I told her that I crawled out from under that rock long ago, and I was much younger and smaller back then. I don’t think I can fit under it.
And to tell you the truth, I’m not quite sure the rock is still there. For all I know, there’s a Starbucks there now.
So, I smiled.
She tossed the drink in my face.
The bartender tapped me on the shoulder. “Three’s your limit, pal. Hand me your keys.”

Linguists

I said I worshiped the ground she walks on, but I didn’t worship her.
She said she hated my ass for that, but she didn’t hate me.
“My ass or my guts?” I asked.
“Guts,” she said. “Ass was yesterday.”
“Ah, ok.”
We always go back and forth like this, engaging in silly examples of symbolism and metonymy until someone gives in, but there’s only so many representations of the whole you can come up with before you run out.
She waves her scepter. “The crown commands the Royal Linguists to come up with more funnies!”
The cunning linguists bow.

The Lists

When it comes to paperwork, we have things down to a science here at the prison.
(We certainly get enough practice at it these days. Stupid food riots and rebellion!)
Every morning, the king sends down a list of executions.
Then, in the evening, he sends down a list of pardons.
However, after releasing a bunch of people last night, we got an identical list of names this morning.
“Wasn’t that the list from last night?” I asked.
The messenger checks.
“Uh oh,” he says. “I’d better fix this.”
He adds my name.
“We’ll just say it was your fault!”

Blind Justice

Maybe back in the days of the Ancients, Perseus would have cut off a Gorgon’s head and bagged it, but today we’ve got a little something called The Law.
And nobody’s actually passed a law against petrification besides First Degree Assault By Witchcraft.
Lawyers say it’s not like she’s killed anyone.
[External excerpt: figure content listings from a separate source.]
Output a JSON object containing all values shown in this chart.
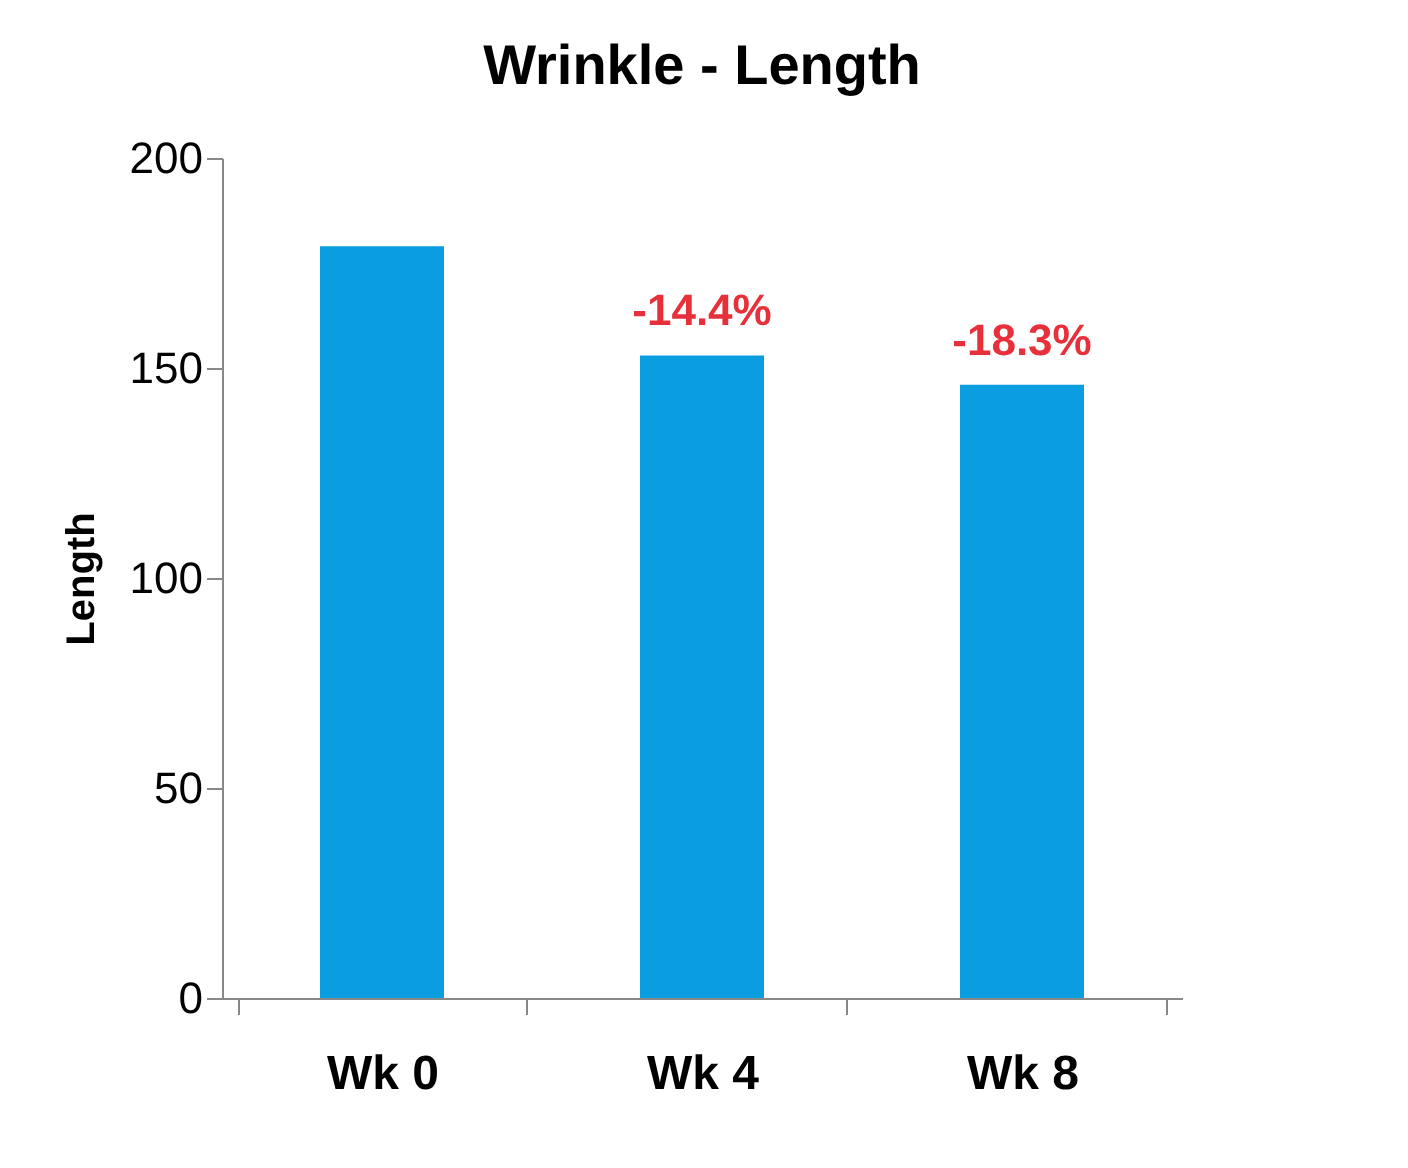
{
  "chart_data": {
    "type": "bar",
    "title": "Wrinkle - Length",
    "ylabel": "Length",
    "categories": [
      "Wk 0",
      "Wk 4",
      "Wk 8"
    ],
    "values": [
      179,
      153,
      146
    ],
    "annotations": [
      {
        "text": "-14.4%",
        "x": "Wk 4",
        "y": 153
      },
      {
        "text": "-18.3%",
        "x": "Wk 8",
        "y": 146
      }
    ],
    "color": "#0a9de0",
    "ylim": [
      0,
      200
    ],
    "yticks": [
      0,
      50,
      100,
      150,
      200
    ],
    "grid": false
  }
}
Just turned them to stone, that’s all.
“If there’s a magical curse of the Gods that petrifies people, then there’s probably a blessing that depetrifies them.”
We send in the robots, fire up the speakers, read her rights to her, and she asks for an attorney.
A blind attorney.

Dr. Vickers

Dr. Vickers told me there’s only three directions you can run:
To something.
Away from something.
And in circles.
Ten years of coming here, laying on this couch and telling him everything.
He takes a stack of notes from his desk drawer.
“Do you know what this is?” he asks.
I shake my head.
“It’s you,” he says.
He walks to his fireplace and tosses the notes on to the fire.
“You’ve been going in circles all this time. Now, you’re going to leave here.”
“Where will I go?” I ask.
“That’s your decision,” he says, and opens the door.